А вскоре вышел из больницы Платон. Вернулся веселый и бодрый, но здоровался левой рукой. Правая была еще на перевязи. Вечером, наслаждаясь домашним чаем, подробно рассказывал, как доктор Кановер зашивал его раны, как спас от заражения, как он и его супруга Вера Ивановна были к нему внимательны.

— Оч-чень даже добрые люди, век их не забуду. Когда выписывал, потрепал меня доктор и говорит: «Богатырь ты, Федоров, а сердце у тебя, как у льва. Другой бы только со страха богу душу отдал». — Это, значит, когда мы с ем, с тигрой, этой, два раз подряд кувыркались. А я ему отвечаю: это, мол, мои ребята меня выручили!

Михаил Иванович строго посмотрел на Платона и укоризненно покачал головой. Он не разрешал хвалить детей в их присутствии.

— Ладно об этом. Они были обязаны выручать. Иначе грош им цена. А я вот все думаю — как отблагодарить доктора за все добрые дела. Ведь от денег он всегда категорически отказывается. Что бы такое для него сделать, как ты думаешь, Оля?

— Мне, кажется, нужно Вере Ивановне хорошего коня подарить. Она так любит верхом кататься. Признавалась мне как-то: всю жизнь мечтает иметь свою лошадь.

— Отличная мысль.
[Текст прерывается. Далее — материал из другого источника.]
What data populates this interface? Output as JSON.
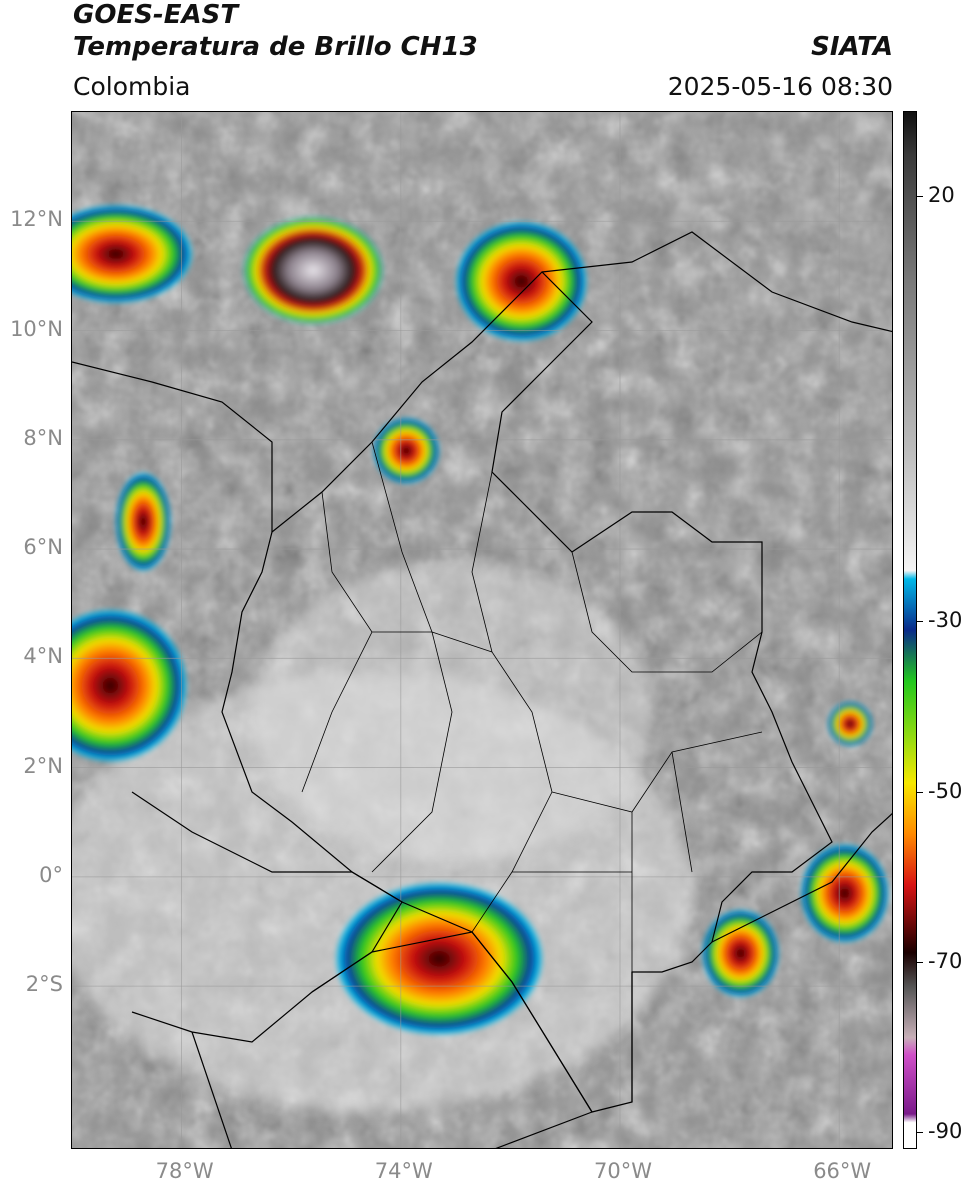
{
  "header": {
    "satellite": "GOES-EAST",
    "product": "Temperatura de Brillo CH13",
    "organization": "SIATA",
    "region": "Colombia",
    "datetime": "2025-05-16 08:30"
  },
  "map": {
    "lon_range": [
      -80,
      -65
    ],
    "lat_range": [
      -5,
      14
    ],
    "lon_ticks": [
      "78°W",
      "74°W",
      "70°W",
      "66°W"
    ],
    "lat_ticks": [
      "12°N",
      "10°N",
      "8°N",
      "6°N",
      "4°N",
      "2°N",
      "0°",
      "2°S"
    ],
    "gridlines": true
  },
  "colorbar": {
    "tick_labels": [
      "20",
      "-30",
      "-50",
      "-70",
      "-90"
    ],
    "tick_values": [
      20,
      -30,
      -50,
      -70,
      -90
    ],
    "range": [
      -92,
      30
    ],
    "colors": {
      "warm": "#e6e6e6",
      "mid": "#7a7a7a",
      "cyan": "#00b8e8",
      "blue": "#0a2a8a",
      "green": "#22c81e",
      "yellow": "#f6e800",
      "orange": "#ff8a00",
      "red": "#d81414",
      "dark": "#1a0000",
      "magenta": "#d050c8",
      "purple": "#7a1a8a"
    }
  },
  "storms": [
    {
      "name": "caribbean-west",
      "lon": -79.2,
      "lat": 11.4,
      "rx": 1.4,
      "ry": 0.9
    },
    {
      "name": "caribbean-central",
      "lon": -75.6,
      "lat": 11.1,
      "rx": 1.3,
      "ry": 1.0
    },
    {
      "name": "guajira",
      "lon": -71.8,
      "lat": 10.9,
      "rx": 1.2,
      "ry": 1.1
    },
    {
      "name": "magdalena",
      "lon": -73.9,
      "lat": 7.8,
      "rx": 0.6,
      "ry": 0.6
    },
    {
      "name": "choco",
      "lon": -78.7,
      "lat": 6.5,
      "rx": 0.5,
      "ry": 0.9
    },
    {
      "name": "pacific",
      "lon": -79.3,
      "lat": 3.5,
      "rx": 1.4,
      "ry": 1.4
    },
    {
      "name": "putumayo",
      "lon": -73.3,
      "lat": -1.5,
      "rx": 1.9,
      "ry": 1.4
    },
    {
      "name": "amazonas-east",
      "lon": -67.8,
      "lat": -1.4,
      "rx": 0.7,
      "ry": 0.8
    },
    {
      "name": "vaupes-east",
      "lon": -65.9,
      "lat": -0.3,
      "rx": 0.8,
      "ry": 0.9
    },
    {
      "name": "guainia",
      "lon": -65.8,
      "lat": 2.8,
      "rx": 0.4,
      "ry": 0.4
    }
  ]
}
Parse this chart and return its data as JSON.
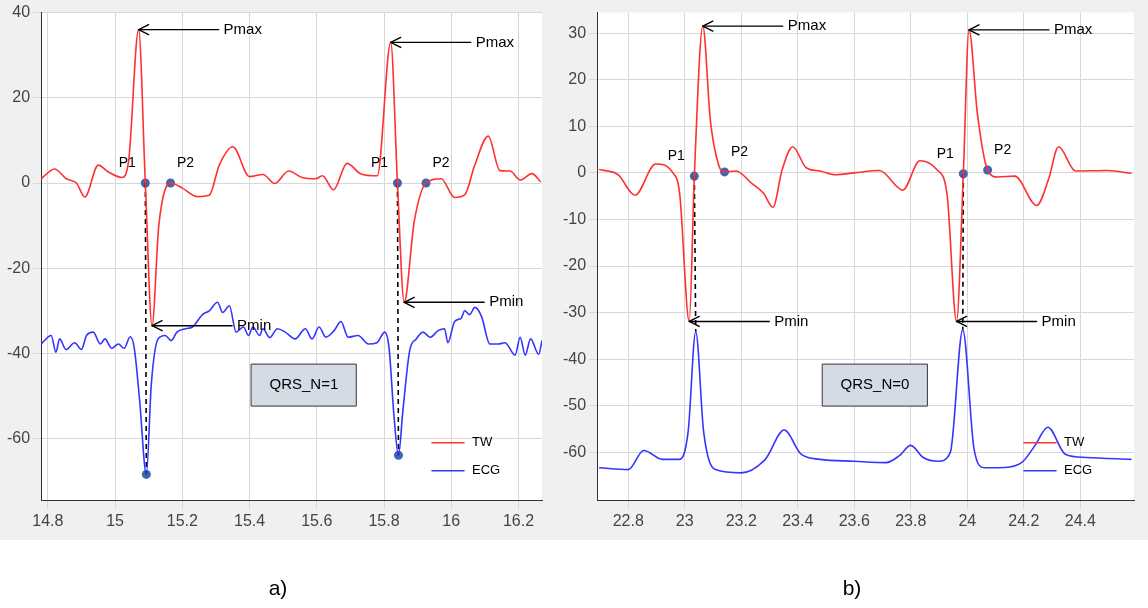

Ну, брат Платон, подбирай-ка в табунах красивого, резвого, но ласкового четырехлетка. Вот и пошлем ей на память. А отвести и вручить поручим Андрею.

Доктор уже ушел на службу, Вера Ивановна собиралась на прогулку, когда под окнами раздался стук копыт. Она вышла на крыльцо и увидела красивого верхового казака. Второго коня тот вел в поводу. Казак осадил лошадь и козырнул:

— Скажите, мадам, квартира доктора Кановера здесь будет?

— Да, а что?

— Мне бы его супругу, Веру Ивановну.

— Это я. В чем дело?

— Вот и хорошо. Окликните, пожалуйста, денщика, только сами не уходите, Вера Ивановна вернулась в дом и позвала помогавшего ей по хозяйству драгуна.

— Семен, тут вас какой-то казак с лошадьми требует.

Они вместе вышли на улицу. Агранат спрыгнул на землю.

— Поклон вам от Михаила Ивановича и Ольги Лукиничны Янковских! И от Платона Федорова. Извольте принять их подарок с Сидеми. И владейте на здоровье. Конь добрый, ласковый. Вот, погладьте его своей ручкой.